Imagine how America's image in the world is being devastated. I dread the questions the husband and I will face when traveling in France and the United Kingdom in the fall. A piece in the Globe and Mail gives us an idea of what other civilized nations are hearing and thinking. Here are highlights:
Under the direction of Donald Trump and Attorney-General Jeff Sessions, the U.S. government has snatched roughly 2,000 children of asylum seekers from their parents – including an infant girl who was taken from her wailing mother while breastfeeding – and put them in detention camps. They are there for the crime of existing, as migrant children fleeing foreign violence and oppression, in Mr. Trump’s United States.We’re told by Mr. Trump’s backers to feel good about the conditions of the camp – to cheer that migrants have TV and snacks and video games instead of mothers or fathers or siblings.
The older children scream for their parents, while the babies simply scream. The littlest ones cannot even tell us who they are. They don’t yet have words. And so we try, in the United States, to find the words for them. To find the words to describe this level of evil, which was both preventable and proclaimed.
This is the platform Mr. Trump ran on, after all: a platform of xenophobia and corruption. This is the culmination of the dictatorial ambitions and dehumanization of immigrants that smug journalists and officials told people to take seriously – but not literally. For Latino immigrants, demonized from the very day Mr. Trump launched his campaign, it was always literally.

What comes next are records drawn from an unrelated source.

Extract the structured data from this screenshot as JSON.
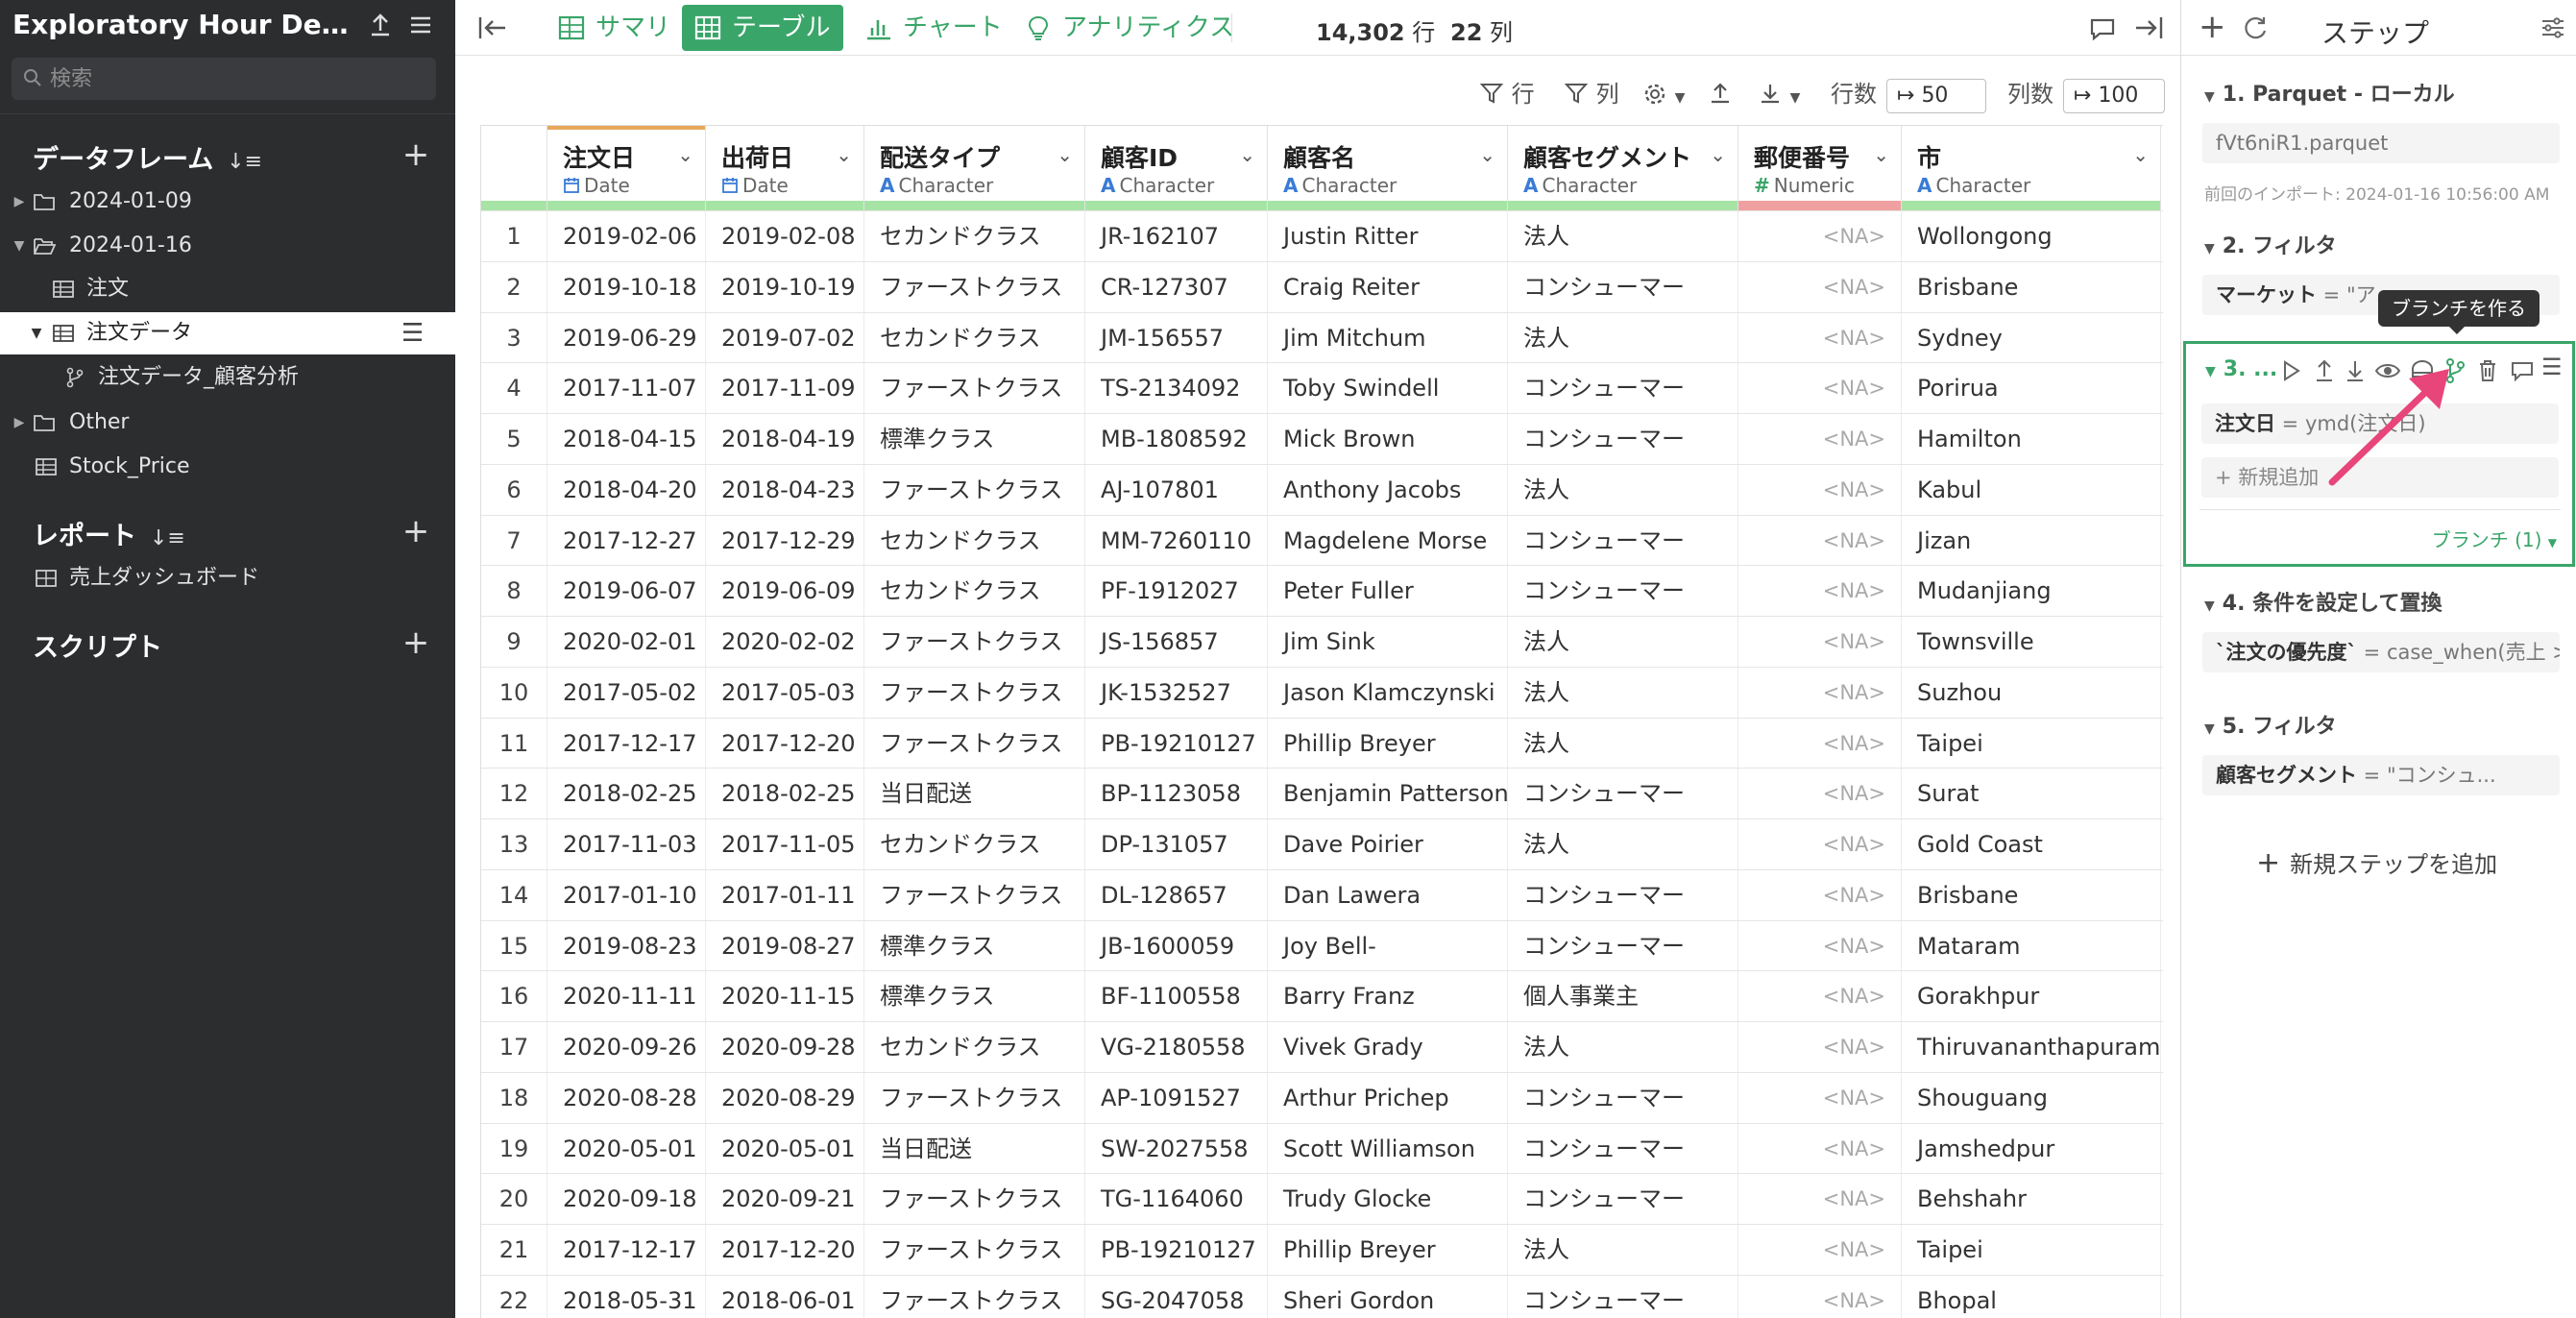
{
  "sidebar": {
    "title": "Exploratory Hour Demo ...",
    "search_placeholder": "検索",
    "dataframes_label": "データフレーム",
    "reports_label": "レポート",
    "scripts_label": "スクリプト",
    "items": [
      {
        "label": "2024-01-09",
        "kind": "folder"
      },
      {
        "label": "2024-01-16",
        "kind": "folder-open"
      },
      {
        "label": "注文",
        "kind": "table"
      },
      {
        "label": "注文データ",
        "kind": "table"
      },
      {
        "label": "注文データ_顧客分析",
        "kind": "branch"
      },
      {
        "label": "Other",
        "kind": "folder"
      },
      {
        "label": "Stock_Price",
        "kind": "table"
      }
    ],
    "reports": [
      {
        "label": "売上ダッシュボード"
      }
    ]
  },
  "toolbar": {
    "tabs": [
      "サマリ",
      "テーブル",
      "チャート",
      "アナリティクス"
    ],
    "active_tab": "テーブル",
    "row_count": "14,302",
    "row_unit": "行",
    "col_count": "22",
    "col_unit": "列"
  },
  "toolbar2": {
    "row_filter": "行",
    "col_filter": "列",
    "rows_label": "行数",
    "rows_value": "50",
    "cols_label": "列数",
    "cols_value": "100"
  },
  "table": {
    "columns": [
      {
        "name": "注文日",
        "type": "Date",
        "type_icon": "calendar-icon",
        "accent": "#e8a85c",
        "quality": "#a6e4a6"
      },
      {
        "name": "出荷日",
        "type": "Date",
        "type_icon": "calendar-icon",
        "accent": "",
        "quality": "#a6e4a6"
      },
      {
        "name": "配送タイプ",
        "type": "Character",
        "type_icon": "A",
        "accent": "",
        "quality": "#a6e4a6"
      },
      {
        "name": "顧客ID",
        "type": "Character",
        "type_icon": "A",
        "accent": "",
        "quality": "#a6e4a6"
      },
      {
        "name": "顧客名",
        "type": "Character",
        "type_icon": "A",
        "accent": "",
        "quality": "#a6e4a6"
      },
      {
        "name": "顧客セグメント",
        "type": "Character",
        "type_icon": "A",
        "accent": "",
        "quality": "#a6e4a6"
      },
      {
        "name": "郵便番号",
        "type": "Numeric",
        "type_icon": "#",
        "accent": "",
        "quality": "#f0a0a0"
      },
      {
        "name": "市",
        "type": "Character",
        "type_icon": "A",
        "accent": "",
        "quality": "#a6e4a6"
      }
    ],
    "rows": [
      [
        "1",
        "2019-02-06",
        "2019-02-08",
        "セカンドクラス",
        "JR-162107",
        "Justin Ritter",
        "法人",
        "<NA>",
        "Wollongong"
      ],
      [
        "2",
        "2019-10-18",
        "2019-10-19",
        "ファーストクラス",
        "CR-127307",
        "Craig Reiter",
        "コンシューマー",
        "<NA>",
        "Brisbane"
      ],
      [
        "3",
        "2019-06-29",
        "2019-07-02",
        "セカンドクラス",
        "JM-156557",
        "Jim Mitchum",
        "法人",
        "<NA>",
        "Sydney"
      ],
      [
        "4",
        "2017-11-07",
        "2017-11-09",
        "ファーストクラス",
        "TS-2134092",
        "Toby Swindell",
        "コンシューマー",
        "<NA>",
        "Porirua"
      ],
      [
        "5",
        "2018-04-15",
        "2018-04-19",
        "標準クラス",
        "MB-1808592",
        "Mick Brown",
        "コンシューマー",
        "<NA>",
        "Hamilton"
      ],
      [
        "6",
        "2018-04-20",
        "2018-04-23",
        "ファーストクラス",
        "AJ-107801",
        "Anthony Jacobs",
        "法人",
        "<NA>",
        "Kabul"
      ],
      [
        "7",
        "2017-12-27",
        "2017-12-29",
        "セカンドクラス",
        "MM-7260110",
        "Magdelene Morse",
        "コンシューマー",
        "<NA>",
        "Jizan"
      ],
      [
        "8",
        "2019-06-07",
        "2019-06-09",
        "セカンドクラス",
        "PF-1912027",
        "Peter Fuller",
        "コンシューマー",
        "<NA>",
        "Mudanjiang"
      ],
      [
        "9",
        "2020-02-01",
        "2020-02-02",
        "ファーストクラス",
        "JS-156857",
        "Jim Sink",
        "法人",
        "<NA>",
        "Townsville"
      ],
      [
        "10",
        "2017-05-02",
        "2017-05-03",
        "ファーストクラス",
        "JK-1532527",
        "Jason Klamczynski",
        "法人",
        "<NA>",
        "Suzhou"
      ],
      [
        "11",
        "2017-12-17",
        "2017-12-20",
        "ファーストクラス",
        "PB-19210127",
        "Phillip Breyer",
        "法人",
        "<NA>",
        "Taipei"
      ],
      [
        "12",
        "2018-02-25",
        "2018-02-25",
        "当日配送",
        "BP-1123058",
        "Benjamin Patterson",
        "コンシューマー",
        "<NA>",
        "Surat"
      ],
      [
        "13",
        "2017-11-03",
        "2017-11-05",
        "セカンドクラス",
        "DP-131057",
        "Dave Poirier",
        "法人",
        "<NA>",
        "Gold Coast"
      ],
      [
        "14",
        "2017-01-10",
        "2017-01-11",
        "ファーストクラス",
        "DL-128657",
        "Dan Lawera",
        "コンシューマー",
        "<NA>",
        "Brisbane"
      ],
      [
        "15",
        "2019-08-23",
        "2019-08-27",
        "標準クラス",
        "JB-1600059",
        "Joy Bell-",
        "コンシューマー",
        "<NA>",
        "Mataram"
      ],
      [
        "16",
        "2020-11-11",
        "2020-11-15",
        "標準クラス",
        "BF-1100558",
        "Barry Franz",
        "個人事業主",
        "<NA>",
        "Gorakhpur"
      ],
      [
        "17",
        "2020-09-26",
        "2020-09-28",
        "セカンドクラス",
        "VG-2180558",
        "Vivek Grady",
        "法人",
        "<NA>",
        "Thiruvananthapuram"
      ],
      [
        "18",
        "2020-08-28",
        "2020-08-29",
        "ファーストクラス",
        "AP-1091527",
        "Arthur Prichep",
        "コンシューマー",
        "<NA>",
        "Shouguang"
      ],
      [
        "19",
        "2020-05-01",
        "2020-05-01",
        "当日配送",
        "SW-2027558",
        "Scott Williamson",
        "コンシューマー",
        "<NA>",
        "Jamshedpur"
      ],
      [
        "20",
        "2020-09-18",
        "2020-09-21",
        "ファーストクラス",
        "TG-1164060",
        "Trudy Glocke",
        "コンシューマー",
        "<NA>",
        "Behshahr"
      ],
      [
        "21",
        "2017-12-17",
        "2017-12-20",
        "ファーストクラス",
        "PB-19210127",
        "Phillip Breyer",
        "法人",
        "<NA>",
        "Taipei"
      ],
      [
        "22",
        "2018-05-31",
        "2018-06-01",
        "ファーストクラス",
        "SG-2047058",
        "Sheri Gordon",
        "コンシューマー",
        "<NA>",
        "Bhopal"
      ]
    ]
  },
  "steps_panel": {
    "title": "ステップ",
    "steps": [
      {
        "title": "1. Parquet - ローカル",
        "box": "fVt6niR1.parquet",
        "note": "前回のインポート: 2024-01-16 10:56:00 AM"
      },
      {
        "title": "2. フィルタ",
        "box_key": "マーケット",
        "box_rest": " = \"ア..."
      },
      {
        "title": "3. ...",
        "box_key": "注文日",
        "box_rest": " = ymd(注文日)",
        "add_label": "新規追加",
        "branch_label": "ブランチ (1)"
      },
      {
        "title": "4. 条件を設定して置換",
        "box_key": "`注文の優先度`",
        "box_rest": " = case_when(売上 >..."
      },
      {
        "title": "5. フィルタ",
        "box_key": "顧客セグメント",
        "box_rest": " = \"コンシュ..."
      }
    ],
    "add_step_label": "新規ステップを追加",
    "tooltip": "ブランチを作る"
  },
  "colors": {
    "accent_green": "#3aa569",
    "sidebar_bg": "#2c2d2f",
    "arrow_pink": "#e8457a"
  }
}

The last 17 months have been a test of how far the administration could push the boundaries of morality and law before an atrocity was mainstreamed. . . . The sickness is not just caused by Mr. Trump; it also stems from a collective failure of the most powerful, whether elected or not, to call a lie a lie, to label abuse as abuse. Those tasked to check atrocities instead chose to enable them.
“This is not America,” Republican politicians like to say about the imprisoned children, “this is not who we are.” These statements ignore U.S. history – this was the United States for Indigenous children torn from their parents and sent to boarding schools, for African children sold into slavery, for Japanese families held in internment camps. One answer to “it can’t happen here” is “it already happened here” – children have been imprisoned in the United States, albeit selectively, through autocratic policies imposed over centuries by powerful white men upon the non-white and vulnerable.
Another answer to “it can’t happen here” is, of course, “make it stop happening” – an option the GOP can choose to enact, by holding Mr. Trump and officials, who have flagrantly broken the law, accountable for their crimes and striking down their policies. They refuse to do so.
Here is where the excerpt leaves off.